Sunday, October 18, 2015

When should we doubt the Bible?

I am spending a few weeks preaching on the Bible, asking questions about it so we might better understand how God speaks through it and that we would grow in our love of Him.  The first week we asked questions of "What?"  Two weeks ago it was "Who?  This morning we asked "When?"  Specifically, the questions addressed were:

·         When was the Bible written?
·         When should we read the Bible?
·         When should we question the Bible?
·         When should we doubt the Bible?
·         When will the promises of the Bible be fulfilled?

The Bible is an old book, written by many different authors, in languages that no one speaks any more.  Those authors all had their own particular point-of view, and maybe their own axe to grind.  And the circumstances of our day are so different, in so many ways.  Given all that it's only natural for us to question what the Bible has to say in our day, isn’t it?  When should we doubt the Bible? 

While it may be a natural tendency to want to doubt what the Bible has to say about any particular issue that is a place we should only venture towards with the greatest of caution.  It should feel a bit like getting close to the edge of the Grand Canyon and wanting to lean out to get a better look.  What seems to be a potential gain is not worth the risk.

When we call into doubt what God teaches in the Bible we blur the distinction between God and the people he created.  We make more of ourselves and less of God.  We make more of our ability to decide right and wrong, and disregard the boundaries God has put in place, boundaries that exist for our protection.

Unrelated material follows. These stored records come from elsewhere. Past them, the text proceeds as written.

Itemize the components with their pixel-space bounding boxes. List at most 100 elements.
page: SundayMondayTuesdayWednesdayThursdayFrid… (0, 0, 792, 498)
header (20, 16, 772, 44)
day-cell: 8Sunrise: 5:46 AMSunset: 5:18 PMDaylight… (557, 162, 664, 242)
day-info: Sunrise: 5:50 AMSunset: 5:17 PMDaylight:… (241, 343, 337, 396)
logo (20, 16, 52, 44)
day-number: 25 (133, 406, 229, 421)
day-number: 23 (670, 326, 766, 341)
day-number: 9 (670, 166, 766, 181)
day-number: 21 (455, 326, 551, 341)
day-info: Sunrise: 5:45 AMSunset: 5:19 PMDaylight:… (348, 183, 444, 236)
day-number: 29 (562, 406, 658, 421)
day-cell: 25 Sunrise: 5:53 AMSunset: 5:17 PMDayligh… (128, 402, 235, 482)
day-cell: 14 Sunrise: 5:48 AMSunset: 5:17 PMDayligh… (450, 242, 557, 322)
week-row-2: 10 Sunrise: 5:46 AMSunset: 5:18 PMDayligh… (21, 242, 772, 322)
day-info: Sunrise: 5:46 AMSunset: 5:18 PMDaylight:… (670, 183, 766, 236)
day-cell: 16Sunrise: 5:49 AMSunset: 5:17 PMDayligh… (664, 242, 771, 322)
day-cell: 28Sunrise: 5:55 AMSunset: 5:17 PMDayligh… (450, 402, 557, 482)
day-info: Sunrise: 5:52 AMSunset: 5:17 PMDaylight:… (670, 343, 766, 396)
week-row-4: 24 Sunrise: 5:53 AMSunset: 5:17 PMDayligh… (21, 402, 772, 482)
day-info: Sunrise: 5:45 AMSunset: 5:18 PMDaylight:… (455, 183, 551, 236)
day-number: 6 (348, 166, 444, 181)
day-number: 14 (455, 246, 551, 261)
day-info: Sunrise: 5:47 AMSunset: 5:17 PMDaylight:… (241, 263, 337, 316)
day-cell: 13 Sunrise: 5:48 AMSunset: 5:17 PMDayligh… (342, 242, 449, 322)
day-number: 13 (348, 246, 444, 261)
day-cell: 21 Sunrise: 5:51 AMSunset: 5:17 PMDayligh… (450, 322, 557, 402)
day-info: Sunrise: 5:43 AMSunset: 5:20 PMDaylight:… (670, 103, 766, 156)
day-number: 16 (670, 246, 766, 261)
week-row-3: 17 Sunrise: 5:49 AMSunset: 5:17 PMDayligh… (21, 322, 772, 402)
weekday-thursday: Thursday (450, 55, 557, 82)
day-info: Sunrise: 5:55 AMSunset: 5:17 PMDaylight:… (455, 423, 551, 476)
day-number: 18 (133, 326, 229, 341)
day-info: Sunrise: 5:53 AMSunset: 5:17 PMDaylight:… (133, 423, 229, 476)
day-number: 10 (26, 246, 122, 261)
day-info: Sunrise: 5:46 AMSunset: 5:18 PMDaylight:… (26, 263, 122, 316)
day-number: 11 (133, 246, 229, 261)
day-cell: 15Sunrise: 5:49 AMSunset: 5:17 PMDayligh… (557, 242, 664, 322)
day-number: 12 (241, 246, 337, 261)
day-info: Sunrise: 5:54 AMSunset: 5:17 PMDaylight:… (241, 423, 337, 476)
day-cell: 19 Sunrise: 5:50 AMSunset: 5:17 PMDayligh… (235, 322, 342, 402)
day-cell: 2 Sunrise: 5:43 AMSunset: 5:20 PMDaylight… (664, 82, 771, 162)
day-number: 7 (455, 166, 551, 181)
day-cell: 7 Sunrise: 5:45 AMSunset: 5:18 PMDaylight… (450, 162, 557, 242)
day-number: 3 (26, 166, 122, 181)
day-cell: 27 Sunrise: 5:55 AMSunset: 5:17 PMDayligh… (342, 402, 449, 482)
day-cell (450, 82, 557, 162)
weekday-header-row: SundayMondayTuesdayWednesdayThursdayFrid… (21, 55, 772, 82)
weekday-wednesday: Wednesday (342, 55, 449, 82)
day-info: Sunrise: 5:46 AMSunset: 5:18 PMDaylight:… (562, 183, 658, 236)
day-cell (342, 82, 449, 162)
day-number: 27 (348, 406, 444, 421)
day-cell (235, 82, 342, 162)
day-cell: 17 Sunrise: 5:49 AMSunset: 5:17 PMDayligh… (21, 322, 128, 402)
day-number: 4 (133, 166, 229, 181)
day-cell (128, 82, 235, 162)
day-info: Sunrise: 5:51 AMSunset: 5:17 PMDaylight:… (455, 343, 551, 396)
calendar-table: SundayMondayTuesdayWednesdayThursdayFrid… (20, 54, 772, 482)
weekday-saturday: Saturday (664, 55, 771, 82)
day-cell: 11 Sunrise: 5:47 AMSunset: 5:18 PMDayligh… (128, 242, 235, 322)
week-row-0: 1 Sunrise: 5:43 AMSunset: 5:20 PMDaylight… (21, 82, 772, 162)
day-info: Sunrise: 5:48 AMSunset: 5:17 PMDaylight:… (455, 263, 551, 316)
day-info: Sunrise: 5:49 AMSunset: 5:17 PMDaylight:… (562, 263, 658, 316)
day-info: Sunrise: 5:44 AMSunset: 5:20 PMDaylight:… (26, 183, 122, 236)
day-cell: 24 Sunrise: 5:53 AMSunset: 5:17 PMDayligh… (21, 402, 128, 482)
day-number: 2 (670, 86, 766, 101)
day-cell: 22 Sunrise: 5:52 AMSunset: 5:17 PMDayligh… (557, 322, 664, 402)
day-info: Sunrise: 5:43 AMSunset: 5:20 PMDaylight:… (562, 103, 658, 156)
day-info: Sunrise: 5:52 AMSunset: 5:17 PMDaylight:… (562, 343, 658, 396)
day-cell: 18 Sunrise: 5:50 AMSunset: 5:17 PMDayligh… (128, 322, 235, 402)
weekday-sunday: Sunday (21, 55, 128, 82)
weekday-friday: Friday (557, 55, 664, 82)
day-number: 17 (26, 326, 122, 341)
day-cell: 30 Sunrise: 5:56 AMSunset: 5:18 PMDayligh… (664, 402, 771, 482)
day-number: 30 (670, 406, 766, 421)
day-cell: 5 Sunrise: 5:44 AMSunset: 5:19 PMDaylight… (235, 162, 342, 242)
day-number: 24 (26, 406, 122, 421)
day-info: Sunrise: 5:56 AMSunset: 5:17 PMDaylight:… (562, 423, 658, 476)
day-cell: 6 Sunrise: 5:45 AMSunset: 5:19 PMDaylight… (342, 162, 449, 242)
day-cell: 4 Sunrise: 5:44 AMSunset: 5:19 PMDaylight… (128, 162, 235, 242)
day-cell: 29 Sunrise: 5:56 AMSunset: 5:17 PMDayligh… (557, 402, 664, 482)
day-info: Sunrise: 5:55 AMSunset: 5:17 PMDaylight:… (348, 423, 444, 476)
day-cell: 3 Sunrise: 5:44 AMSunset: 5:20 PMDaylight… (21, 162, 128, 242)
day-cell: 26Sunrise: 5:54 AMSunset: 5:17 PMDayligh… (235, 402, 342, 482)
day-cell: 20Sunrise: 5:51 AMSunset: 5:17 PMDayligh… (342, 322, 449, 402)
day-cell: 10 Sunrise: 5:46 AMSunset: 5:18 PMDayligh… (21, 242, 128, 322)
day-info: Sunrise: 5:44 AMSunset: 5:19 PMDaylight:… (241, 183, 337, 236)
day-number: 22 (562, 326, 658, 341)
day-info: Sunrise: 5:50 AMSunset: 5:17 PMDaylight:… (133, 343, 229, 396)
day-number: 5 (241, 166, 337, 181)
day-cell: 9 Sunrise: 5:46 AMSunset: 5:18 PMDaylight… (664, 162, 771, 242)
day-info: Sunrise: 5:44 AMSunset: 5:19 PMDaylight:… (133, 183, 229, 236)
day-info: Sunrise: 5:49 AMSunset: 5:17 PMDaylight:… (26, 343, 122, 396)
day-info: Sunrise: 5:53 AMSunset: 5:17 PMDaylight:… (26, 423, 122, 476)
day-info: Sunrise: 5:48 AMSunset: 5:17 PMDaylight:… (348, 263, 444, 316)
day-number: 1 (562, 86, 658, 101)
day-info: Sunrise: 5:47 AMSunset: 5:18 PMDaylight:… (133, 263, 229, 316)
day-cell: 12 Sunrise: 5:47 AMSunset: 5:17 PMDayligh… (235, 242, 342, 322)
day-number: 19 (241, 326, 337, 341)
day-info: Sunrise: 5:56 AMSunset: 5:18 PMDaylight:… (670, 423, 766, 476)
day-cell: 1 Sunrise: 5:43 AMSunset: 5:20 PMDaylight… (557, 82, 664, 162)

Sometimes we doubt what the Bible has to say about an issue because we are misunderstanding what God is saying through it.  It deals with matters of biology and geography but it is not a science textbook.  It addresses issues of marriage and relationships but it is not a handbook for counseling or self-improvement. 

And perhaps the greater reason we doubt the Bible is that we disagree with what it has to say about a particular topic, one that may be dear to our heart.  In our day marriage is one of those topics that easily comes to mind.  It is so easy to say that our culture is so different from the culture the Bible was written in that much of what it says about marriage is no longer relevant. 

And that approach would be one of placing ourselves in grave danger.  To doubt the Bible and openly dispose of what it has to say is doubt God, who stands behind each word of the book.   

Some things the Bible teaches are hard to understand.  There are things that will challenge us, things that we would really rather not consider to be true. 

But a better approach than doubt is trust, and that when faced with a hard teaching we continue to trust the Author of the teaching.  We trust that what He said is true, and we wait, on Him, to make it clearer for us, on His timing, and not according to our own demands.

Or, as Proverbs 3:5-6 reminds us,

"Trust in the Lord with all your heart, and do not lean on your own understanding.
In all your ways acknowledge him, and he will make straight your paths."